Fatma Girik’in sinemadaki kadın tiplemeleri her zaman güçlüydü. Kimi zaman bir işçi, kimi zaman köy öğretmeni, kimi zaman adaleti kendi elleriyle arayan bir anne... Ama hep dimdikti. O kadınlar ağlasa bile eğilmezdi. Onun sayesinde bir kuşak, kadın olmanın utangaçlık değil gurur gerektirdiğini öğrendi.

1989’da Şişli Belediye Başkanı seçildiğinde pek çok kişi “oyuncudan başkan mı olur” dedi. Oysa o her zaman halkın içindeydi. Oyunculuğu bırakıp siyaset yapmadı, sadece başka bir rol üstlendi: hizmet etmek. Pazarlarda gezen, halkla birebir sohbet eden bir başkan figürü çizdi. Kameralar yokken de halkın içindeydi.
Yeşilçam’ın dört yapraklı yoncasının her bir yaprağı başka bir duyguyu temsil ederdi. Türkan Şoray aşkın ve kuralların kadınıydı. Hülya Koçyiğit ince ve naif bir zarafetti. Fatma Girik ise cesaretti. O rol seçerken aşkı değil, hikâyeyi seçerdi. Güzelliğiyle değil, dik duruşuyla hatırlanmak istedi ve öyle de oldu.

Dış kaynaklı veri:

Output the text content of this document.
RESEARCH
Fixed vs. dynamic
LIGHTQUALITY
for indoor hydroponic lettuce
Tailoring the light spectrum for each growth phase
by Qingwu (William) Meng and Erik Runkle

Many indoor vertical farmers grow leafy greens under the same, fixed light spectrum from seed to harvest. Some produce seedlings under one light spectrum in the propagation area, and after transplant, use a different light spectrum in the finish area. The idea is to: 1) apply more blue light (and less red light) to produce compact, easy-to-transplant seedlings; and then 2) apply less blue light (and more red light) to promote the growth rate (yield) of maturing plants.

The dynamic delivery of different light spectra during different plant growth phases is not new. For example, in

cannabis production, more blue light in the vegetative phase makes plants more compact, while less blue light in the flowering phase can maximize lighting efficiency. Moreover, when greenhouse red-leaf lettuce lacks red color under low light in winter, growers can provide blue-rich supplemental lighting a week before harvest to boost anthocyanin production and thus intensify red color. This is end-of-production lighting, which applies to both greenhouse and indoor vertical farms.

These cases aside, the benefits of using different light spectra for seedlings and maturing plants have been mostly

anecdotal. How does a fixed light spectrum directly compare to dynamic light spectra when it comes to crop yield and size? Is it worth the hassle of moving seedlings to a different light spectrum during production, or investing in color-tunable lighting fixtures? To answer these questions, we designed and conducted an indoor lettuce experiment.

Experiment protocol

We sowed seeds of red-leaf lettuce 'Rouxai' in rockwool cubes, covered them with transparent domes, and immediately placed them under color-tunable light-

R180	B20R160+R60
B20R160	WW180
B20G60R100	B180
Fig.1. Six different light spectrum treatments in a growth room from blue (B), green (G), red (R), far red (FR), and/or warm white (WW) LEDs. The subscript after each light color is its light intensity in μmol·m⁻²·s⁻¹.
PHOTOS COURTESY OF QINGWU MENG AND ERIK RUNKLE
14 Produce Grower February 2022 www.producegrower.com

“Ezo Gelin”, “Keşanlı Ali Destanı”, “Toprağın Gelini” gibi filmlerle milyonlara ulaştı. Her karakterinde biraz kendisinden bir parça taşıyordu. Fatma Girik'i izlerken ekranda bir yıldız değil, mahallenin ablası, köyün kızı, meydanın kadını vardı. Bu yüzden yıllar geçse de, ekran küçülse de, gönüllerdeki yeri azalmadı.
Fatma Girik 24 Ocak 2022’de aramızdan ayrıldığında, ekranlarda eski filmleri döndü. Ama ne zaman “öldü” deseler, bir yerlerde biri mutlaka “ama hâlâ bizimle” dedi. Çünkü onunla büyüyen nesiller, onun filmleriyle gülüp ağlayan anneler, nineler, dayılar, teyzeler hâlâ hayatta. O filmler hâlâ izleniyor. Hâlâ konuşuluyor. Hâlâ yaşıyor.
Bugün sinemada, televizyonda, hatta siyasette bile o net bakışları, o dimdik duruşları arıyoruz. Güzellik artık filtreyle geliyor, cesaret metinle yazılıyor. Ama Fatma Girik gibi insanlar filtreye gerek duymazdı, cesareti rol sanmazdı.